Longitudinal Relationship between Idylla Plasma ctBRAF V600 Mutation Detection and Tumor Burden in Patients with Metastatic Melanoma

• Published in: Molecular diagnosis & therapy Vol. 25; no. 3; pp. 361 - 371
• Main Authors: Linder, Mark William, Egger, Michael E., Van Meter, Tracy, Rai, Shesh N., Valdes, Roland, Hall, Melissa Barousse, Wu, Xiaoyong, Alghamdi, Norah, Chesney, Jason A.
• Format: Journal Article
• Language: English
• Published: Cham Springer International Publishing 01.05.2021; Springer Nature B.V
• Subjects: Biomedical and Life Sciences; Biomedicine; Cancer Research; Circulating Tumor DNA - genetics; Computed tomography; Cross-Sectional Studies; Deoxyribonucleic acid; DNA; Feasibility Studies; Gene frequency; Human Genetics; Humans; Kinases; Laboratory Medicine; Longitudinal Studies; Male; Mathematical analysis; Medical imaging; Melanoma; Melanoma - blood; Melanoma - diagnostic imaging; Melanoma - genetics; Melanoma - pathology; Metastases; Molecular Medicine; Monitoring; Mutation; Neoplasm Metastasis; Original Research Article; Pharmacotherapy; Pilot Projects; Polymerase chain reaction; Proto-Oncogene Proteins B-raf - blood; Proto-Oncogene Proteins B-raf - genetics; Radiography; Raf protein; Sensitivity and Specificity; Skin cancer; Solid tumors; Standard of Care; Telemedicine; Tomography, X-Ray Computed; Tumor Burden; Tumors
• ISSN: 1177-1062; 1179-2000
• DOI: 10.1007/s40291-021-00528-4

Background Circulating tumor DNA (ctDNA) may complement radiography for interim assessment of patients with cancer. Objective Our objective was to explore the relationship between changes in plasma ctDNA versus radiographic imaging among patients with metastatic melanoma. Methods Using the Idylla system, we measured B-Raf proto-oncogene ( BRAF ) V600 ctDNA in plasma from 15 patients with BRAF V600E/K-positive primary tumors undergoing standard-of-care monitoring, including cross-sectional computed tomography (CT) imaging.
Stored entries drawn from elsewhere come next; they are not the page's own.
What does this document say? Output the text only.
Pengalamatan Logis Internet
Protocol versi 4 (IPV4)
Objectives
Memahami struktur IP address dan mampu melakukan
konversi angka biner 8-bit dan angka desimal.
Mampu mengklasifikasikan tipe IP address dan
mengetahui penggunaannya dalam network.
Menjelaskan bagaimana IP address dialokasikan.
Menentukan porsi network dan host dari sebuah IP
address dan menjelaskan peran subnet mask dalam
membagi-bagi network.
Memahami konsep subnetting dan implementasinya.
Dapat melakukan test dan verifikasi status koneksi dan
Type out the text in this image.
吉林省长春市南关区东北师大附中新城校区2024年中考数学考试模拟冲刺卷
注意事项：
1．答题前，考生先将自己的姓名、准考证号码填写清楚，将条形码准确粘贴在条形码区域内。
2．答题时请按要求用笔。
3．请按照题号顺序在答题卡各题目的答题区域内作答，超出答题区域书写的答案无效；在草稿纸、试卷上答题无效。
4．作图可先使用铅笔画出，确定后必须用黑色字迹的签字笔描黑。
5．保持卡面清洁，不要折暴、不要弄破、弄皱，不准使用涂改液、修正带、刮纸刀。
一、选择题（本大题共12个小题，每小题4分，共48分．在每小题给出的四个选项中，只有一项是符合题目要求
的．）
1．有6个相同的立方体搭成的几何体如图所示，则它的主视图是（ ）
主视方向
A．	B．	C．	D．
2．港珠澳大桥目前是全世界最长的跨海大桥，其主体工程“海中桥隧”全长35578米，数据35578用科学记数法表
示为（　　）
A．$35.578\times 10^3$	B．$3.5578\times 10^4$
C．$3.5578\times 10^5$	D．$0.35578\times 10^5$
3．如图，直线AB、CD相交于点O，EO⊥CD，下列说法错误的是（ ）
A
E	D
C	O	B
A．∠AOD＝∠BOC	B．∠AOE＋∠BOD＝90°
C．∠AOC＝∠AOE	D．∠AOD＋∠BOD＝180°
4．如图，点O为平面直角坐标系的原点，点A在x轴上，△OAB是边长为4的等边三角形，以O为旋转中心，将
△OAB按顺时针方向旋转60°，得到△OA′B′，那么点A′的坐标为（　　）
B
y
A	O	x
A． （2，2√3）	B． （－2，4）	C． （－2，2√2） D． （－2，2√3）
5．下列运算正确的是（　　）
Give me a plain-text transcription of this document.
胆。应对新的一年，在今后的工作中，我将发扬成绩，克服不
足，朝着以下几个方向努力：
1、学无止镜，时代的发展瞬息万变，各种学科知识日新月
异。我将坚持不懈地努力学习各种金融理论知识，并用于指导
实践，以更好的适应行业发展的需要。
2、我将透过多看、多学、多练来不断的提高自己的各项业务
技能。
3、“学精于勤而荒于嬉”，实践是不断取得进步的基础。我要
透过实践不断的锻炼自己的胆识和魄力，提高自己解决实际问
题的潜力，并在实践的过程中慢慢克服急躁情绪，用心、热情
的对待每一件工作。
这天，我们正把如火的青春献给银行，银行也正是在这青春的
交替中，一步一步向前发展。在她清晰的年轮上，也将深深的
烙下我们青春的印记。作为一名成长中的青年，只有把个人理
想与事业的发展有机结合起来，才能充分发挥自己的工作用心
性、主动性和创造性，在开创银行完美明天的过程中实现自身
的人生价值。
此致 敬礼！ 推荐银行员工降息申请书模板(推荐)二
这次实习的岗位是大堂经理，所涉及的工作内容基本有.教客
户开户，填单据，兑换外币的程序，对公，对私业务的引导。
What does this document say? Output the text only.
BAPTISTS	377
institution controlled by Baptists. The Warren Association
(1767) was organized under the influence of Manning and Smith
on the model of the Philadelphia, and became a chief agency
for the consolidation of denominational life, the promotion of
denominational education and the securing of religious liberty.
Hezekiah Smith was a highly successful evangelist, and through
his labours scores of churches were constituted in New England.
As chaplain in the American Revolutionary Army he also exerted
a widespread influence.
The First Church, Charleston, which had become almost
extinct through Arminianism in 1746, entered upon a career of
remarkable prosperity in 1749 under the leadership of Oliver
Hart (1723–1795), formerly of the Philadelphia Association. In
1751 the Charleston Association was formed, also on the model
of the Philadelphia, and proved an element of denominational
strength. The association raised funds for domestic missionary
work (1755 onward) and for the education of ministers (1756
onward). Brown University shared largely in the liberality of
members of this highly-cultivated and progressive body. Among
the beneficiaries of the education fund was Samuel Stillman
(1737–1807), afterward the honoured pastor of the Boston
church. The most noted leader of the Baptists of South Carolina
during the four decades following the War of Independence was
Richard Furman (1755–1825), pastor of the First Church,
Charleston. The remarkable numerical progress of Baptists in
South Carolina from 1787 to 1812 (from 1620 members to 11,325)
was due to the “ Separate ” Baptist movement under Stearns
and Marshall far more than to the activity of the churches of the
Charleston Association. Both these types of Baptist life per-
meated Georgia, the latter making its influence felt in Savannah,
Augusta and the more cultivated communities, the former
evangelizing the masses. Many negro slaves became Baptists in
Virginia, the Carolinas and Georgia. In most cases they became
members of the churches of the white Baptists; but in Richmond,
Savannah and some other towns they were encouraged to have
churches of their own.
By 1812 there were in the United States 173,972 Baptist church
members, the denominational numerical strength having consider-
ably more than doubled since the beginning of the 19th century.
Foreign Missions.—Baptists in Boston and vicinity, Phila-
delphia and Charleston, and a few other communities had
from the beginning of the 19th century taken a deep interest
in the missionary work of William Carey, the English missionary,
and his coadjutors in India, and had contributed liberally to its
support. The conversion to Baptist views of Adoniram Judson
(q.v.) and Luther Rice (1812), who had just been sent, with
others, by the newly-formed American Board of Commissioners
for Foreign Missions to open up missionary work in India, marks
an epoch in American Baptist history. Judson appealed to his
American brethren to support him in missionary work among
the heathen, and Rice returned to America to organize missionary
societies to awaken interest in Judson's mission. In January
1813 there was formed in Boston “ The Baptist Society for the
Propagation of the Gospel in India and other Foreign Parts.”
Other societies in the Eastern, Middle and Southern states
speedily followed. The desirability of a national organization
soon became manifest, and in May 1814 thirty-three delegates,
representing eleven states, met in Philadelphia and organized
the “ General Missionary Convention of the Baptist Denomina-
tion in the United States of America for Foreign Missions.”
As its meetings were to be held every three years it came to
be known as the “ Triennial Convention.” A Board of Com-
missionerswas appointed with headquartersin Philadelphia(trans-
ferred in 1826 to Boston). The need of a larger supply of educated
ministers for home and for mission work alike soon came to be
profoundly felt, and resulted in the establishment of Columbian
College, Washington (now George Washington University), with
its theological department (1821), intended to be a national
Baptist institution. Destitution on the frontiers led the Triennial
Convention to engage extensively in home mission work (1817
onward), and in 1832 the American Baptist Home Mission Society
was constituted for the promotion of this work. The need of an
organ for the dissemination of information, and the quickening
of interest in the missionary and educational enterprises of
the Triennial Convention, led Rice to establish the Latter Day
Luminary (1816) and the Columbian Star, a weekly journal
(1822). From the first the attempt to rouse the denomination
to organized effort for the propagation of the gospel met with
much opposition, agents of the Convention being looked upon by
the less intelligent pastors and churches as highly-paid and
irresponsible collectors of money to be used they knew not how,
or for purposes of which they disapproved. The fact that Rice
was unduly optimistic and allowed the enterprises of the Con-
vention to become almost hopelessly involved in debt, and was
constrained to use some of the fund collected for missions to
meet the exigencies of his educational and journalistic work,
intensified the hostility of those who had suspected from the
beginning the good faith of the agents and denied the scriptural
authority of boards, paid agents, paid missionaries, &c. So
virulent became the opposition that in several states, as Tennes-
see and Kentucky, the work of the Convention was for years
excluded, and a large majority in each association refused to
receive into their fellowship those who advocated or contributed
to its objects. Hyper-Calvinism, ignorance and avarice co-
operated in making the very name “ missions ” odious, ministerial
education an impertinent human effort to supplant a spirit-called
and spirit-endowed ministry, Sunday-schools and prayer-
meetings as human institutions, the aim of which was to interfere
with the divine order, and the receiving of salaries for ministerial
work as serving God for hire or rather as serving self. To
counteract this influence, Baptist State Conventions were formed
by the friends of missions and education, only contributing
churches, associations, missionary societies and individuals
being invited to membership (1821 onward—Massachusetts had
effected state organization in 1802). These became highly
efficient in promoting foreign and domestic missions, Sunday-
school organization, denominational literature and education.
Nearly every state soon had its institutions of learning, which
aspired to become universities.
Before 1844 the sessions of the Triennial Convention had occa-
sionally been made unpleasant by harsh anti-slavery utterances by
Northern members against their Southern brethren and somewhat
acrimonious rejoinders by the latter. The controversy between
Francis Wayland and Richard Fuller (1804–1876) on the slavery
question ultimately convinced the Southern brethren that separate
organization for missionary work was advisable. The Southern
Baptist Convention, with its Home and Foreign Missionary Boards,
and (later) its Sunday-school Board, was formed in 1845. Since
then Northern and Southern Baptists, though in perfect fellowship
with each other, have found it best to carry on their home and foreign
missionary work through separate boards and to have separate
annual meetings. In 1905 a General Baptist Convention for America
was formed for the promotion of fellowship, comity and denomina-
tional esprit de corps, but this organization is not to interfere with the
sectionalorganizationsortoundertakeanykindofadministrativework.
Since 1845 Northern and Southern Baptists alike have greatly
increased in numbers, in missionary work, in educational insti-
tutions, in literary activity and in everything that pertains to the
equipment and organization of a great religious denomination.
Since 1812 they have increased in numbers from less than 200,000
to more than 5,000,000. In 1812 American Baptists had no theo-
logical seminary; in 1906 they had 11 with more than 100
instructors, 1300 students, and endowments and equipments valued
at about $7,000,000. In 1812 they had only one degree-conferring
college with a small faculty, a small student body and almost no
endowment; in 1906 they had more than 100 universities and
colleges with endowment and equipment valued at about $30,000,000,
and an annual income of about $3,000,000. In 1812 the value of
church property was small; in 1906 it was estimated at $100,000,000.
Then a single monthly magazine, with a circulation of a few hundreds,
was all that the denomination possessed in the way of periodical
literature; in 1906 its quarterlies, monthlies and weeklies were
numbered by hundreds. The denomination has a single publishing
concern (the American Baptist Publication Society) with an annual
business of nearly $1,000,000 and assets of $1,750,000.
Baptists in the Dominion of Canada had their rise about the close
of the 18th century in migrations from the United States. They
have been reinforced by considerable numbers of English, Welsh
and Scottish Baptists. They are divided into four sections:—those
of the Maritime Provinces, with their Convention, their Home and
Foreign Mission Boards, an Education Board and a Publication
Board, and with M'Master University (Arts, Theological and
BRAF V600 mutant allele frequency (%MAF) was calculated from the Idylla Cq values and directly measured using droplet digital polymerase chain reaction (ddPCR). Results The Idylla ctDNA assay demonstrated 91% sensitivity, 96% specificity, 91% positive predictive value, and 96% negative predictive value for the presence of > 93 mm metastatic disease. Qualitative ctDNA results corresponded to changes in RECIST (Response Evaluation Criteria in Solid Tumors) 1.1 status determined by CT imaging in 11 of 15 subjects (73%). Calculated %MAF results correlated with ddPCR ( R 2 = 0.94) and provided evidence of progressive disease 55 and 97 days in advance of CT imaging for two subjects with persistently positive qualitative results. Conclusions Overall, interim ctDNA results provided evidence of partial response or progressive disease an average of 82 days before radiography. This pilot study supports the feasibility of using the Idylla plasma BRAF V600 ctDNA assay as a complement to CT scanning for routine monitoring of therapeutic response. Somatic mutation quantification based on Cq values shows promise for identifying disease progression and warrants further validation.